19 Outubro 2020

Cinco anos após a brutal agressão sofrida pela defensora de direitos humanos Josina Machel, ainda não se fez justiça e o caso de violência de género que denunciou continua a arrastar-se nos tribunais moçambicanos, lembra a Amnistia Internacional.

“Quando as rodas da justiça giram mais lentamente para servir os que estão em maior risco de violência e discriminação, nomeadamente as mulheres, isto diz muito sobre o sistema judicial”

Deprose Muchena, diretor para a África Oriental e África Austral da Amnistia Internacional

Em junho de 2020, o Tribunal de Recurso revogou a condenação do agressor, Rofino Licuco, seu ex-companheiro, com base na ausência de testemunhas oculares que corroborassem a agressão física e psicológica. O mesmo órgão decidiu que as provas médicas apresentadas não excluíam a possibilidade de a lesão que a cegou no olho direito ter resultado de uma “simples queda” ou sido provocada por um “objeto perfurante”.

Josina Machel recorreu da decisão junto do Tribunal Supremo. Atualmente, desconhece a data para a sentença.

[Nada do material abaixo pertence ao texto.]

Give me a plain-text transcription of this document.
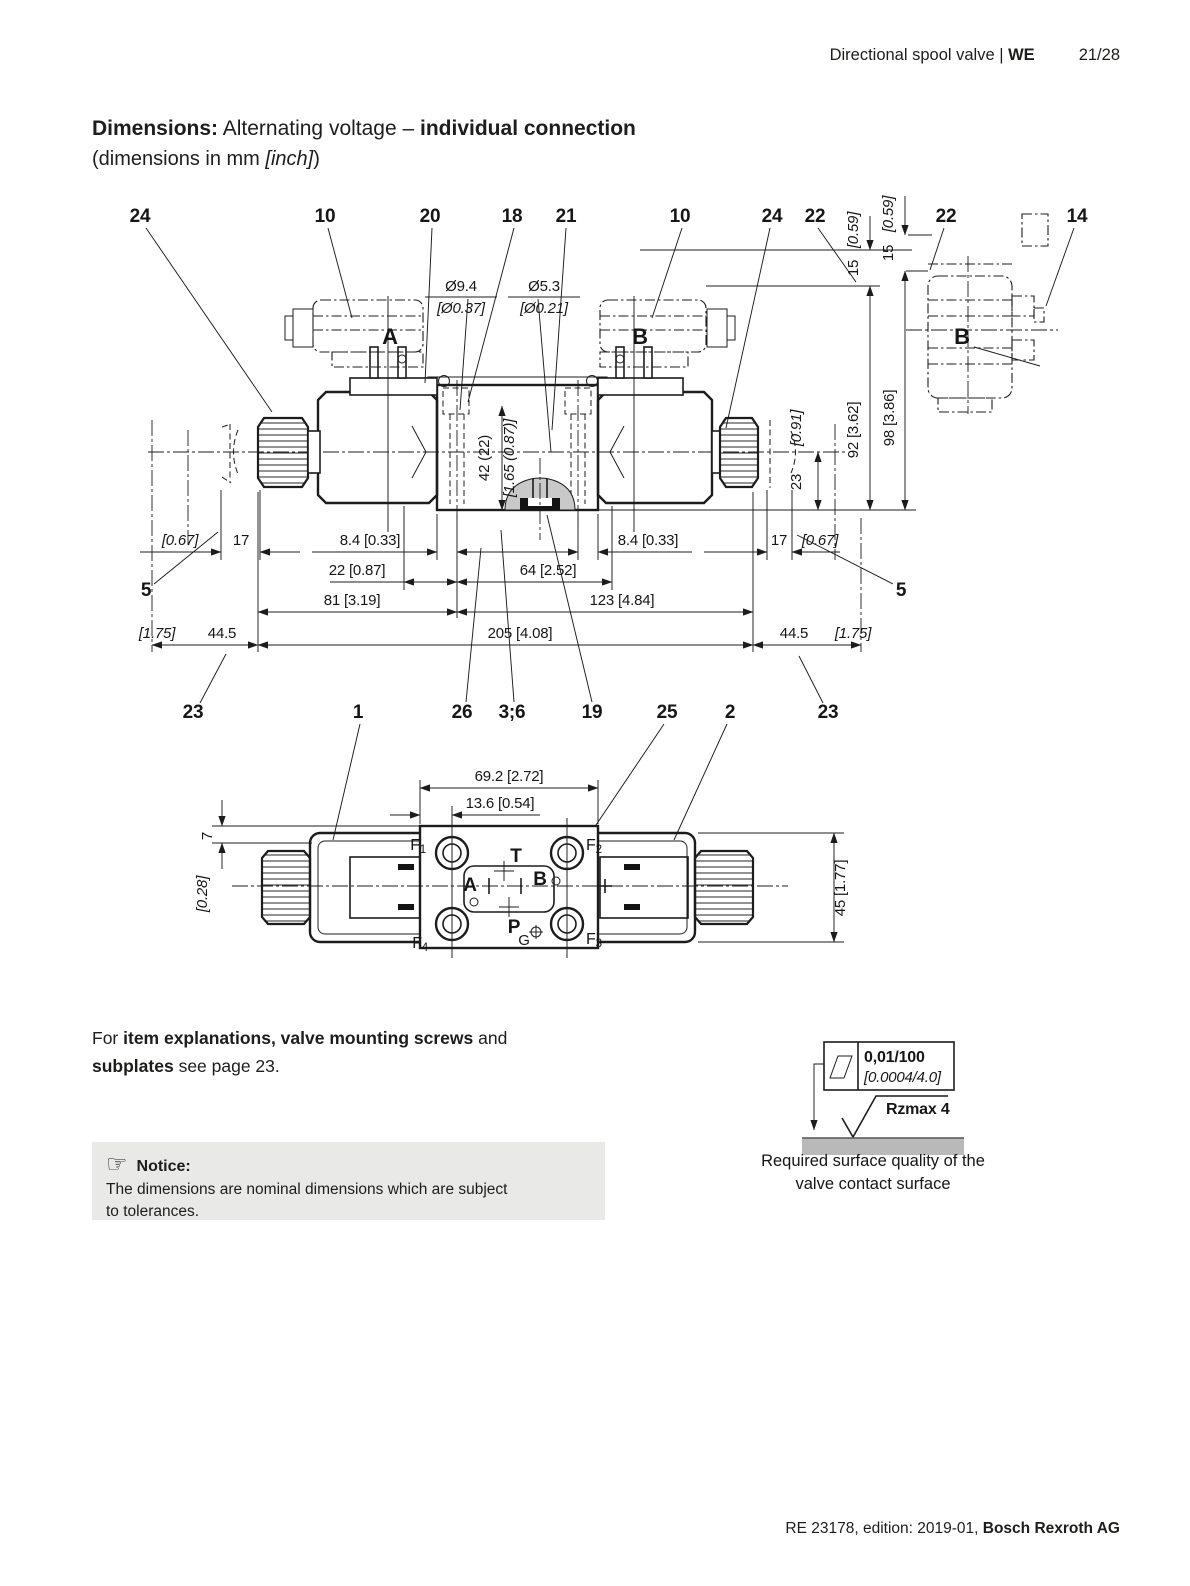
Directional spool valve | WE	21/28
Dimensions: Alternating voltage – individual connection
(dimensions in mm [inch])
A	B	B
92 [3.62] 98 [3.86]
15
[0.59]
15
[0.59]
[0.91]
23
42 (22) [1.65 (0.87)]
Ø9.4
[Ø0.37]
Ø5.3
[Ø0.21]
[0.67] 17	8.4 [0.33]	8.4 [0.33]	17 [0.67]
22 [0.87]	64 [2.52]
81 [3.19]	123 [4.84]
[1.75] 44.5	205 [4.08]	44.5 [1.75]
24	10	20	18 21	10	24 22	22	14
5	5
23	1	26 3;6	19	25 2	23
T
A	B
P
G
F1	F2
F3
F4
69.2 [2.72]
13.6 [0.54]
7
[0.28]	45 [1.77]
0,01/100
[0.0004/4.0]
Rzmax 4
Required surface quality of the
valve contact surface
For item explanations, valve mounting screws and
subplates see page 23.
☞ Notice:
The dimensions are nominal dimensions which are subject
to tolerances.
RE 23178, edition: 2019-01, Bosch Rexroth AG
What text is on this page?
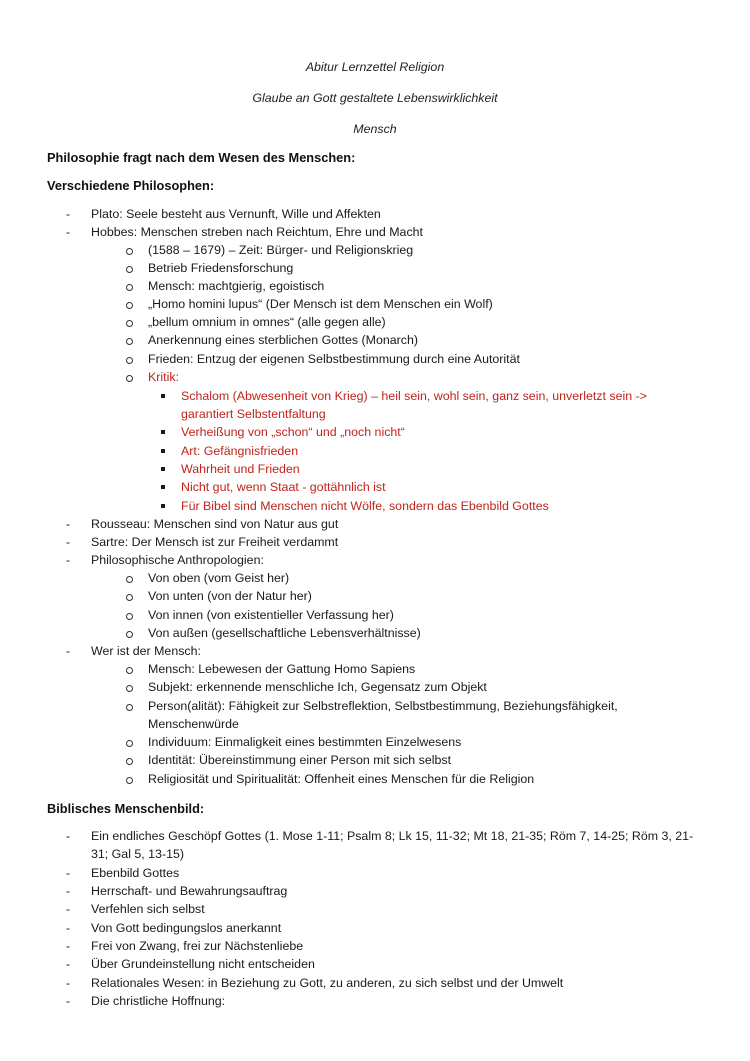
Abitur Lernzettel Religion
Glaube an Gott gestaltete Lebenswirklichkeit
Mensch
Philosophie fragt nach dem Wesen des Menschen:
Verschiedene Philosophen:
- Plato: Seele besteht aus Vernunft, Wille und Affekten
- Hobbes: Menschen streben nach Reichtum, Ehre und Macht
(1588 – 1679) – Zeit: Bürger- und Religionskrieg
Betrieb Friedensforschung
Mensch: machtgierig, egoistisch
„Homo homini lupus“ (Der Mensch ist dem Menschen ein Wolf)
„bellum omnium in omnes“ (alle gegen alle)
Anerkennung eines sterblichen Gottes (Monarch)
Frieden: Entzug der eigenen Selbstbestimmung durch eine Autorität
Kritik:
Schalom (Abwesenheit von Krieg) – heil sein, wohl sein, ganz sein, unverletzt sein ->
garantiert Selbstentfaltung
Verheißung von „schon“ und „noch nicht“
Art: Gefängnisfrieden
Wahrheit und Frieden
Nicht gut, wenn Staat - gottähnlich ist
Für Bibel sind Menschen nicht Wölfe, sondern das Ebenbild Gottes
- Rousseau: Menschen sind von Natur aus gut
- Sartre: Der Mensch ist zur Freiheit verdammt
- Philosophische Anthropologien:
Von oben (vom Geist her)
Von unten (von der Natur her)
Von innen (von existentieller Verfassung her)
Von außen (gesellschaftliche Lebensverhältnisse)
- Wer ist der Mensch:
Mensch: Lebewesen der Gattung Homo Sapiens
Subjekt: erkennende menschliche Ich, Gegensatz zum Objekt
Person(alität): Fähigkeit zur Selbstreflektion, Selbstbestimmung, Beziehungsfähigkeit,
Menschenwürde
Individuum: Einmaligkeit eines bestimmten Einzelwesens
Identität: Übereinstimmung einer Person mit sich selbst
Religiosität und Spiritualität: Offenheit eines Menschen für die Religion
Biblisches Menschenbild:
- Ein endliches Geschöpf Gottes (1. Mose 1-11; Psalm 8; Lk 15, 11-32; Mt 18, 21-35; Röm 7, 14-25; Röm 3, 21-
31; Gal 5, 13-15)
- Ebenbild Gottes
- Herrschaft- und Bewahrungsauftrag
- Verfehlen sich selbst
- Von Gott bedingungslos anerkannt
- Frei von Zwang, frei zur Nächstenliebe
- Über Grundeinstellung nicht entscheiden
- Relationales Wesen: in Beziehung zu Gott, zu anderen, zu sich selbst und der Umwelt
- Die christliche Hoffnung:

“A situação de Josina Machel, privada ainda de justiça, cinco anos depois de ser brutalmente agredida, num caso de clara violência de género, representa uma autêntica farsa da justiça. As autoridades devem assegurar a investigação e o julgamento justo, sem discriminação deste e de todos os outros casos de violência baseada no género”, apela o diretor para a África Oriental e África Austral da Amnistia Internacional, Deprose Muchena.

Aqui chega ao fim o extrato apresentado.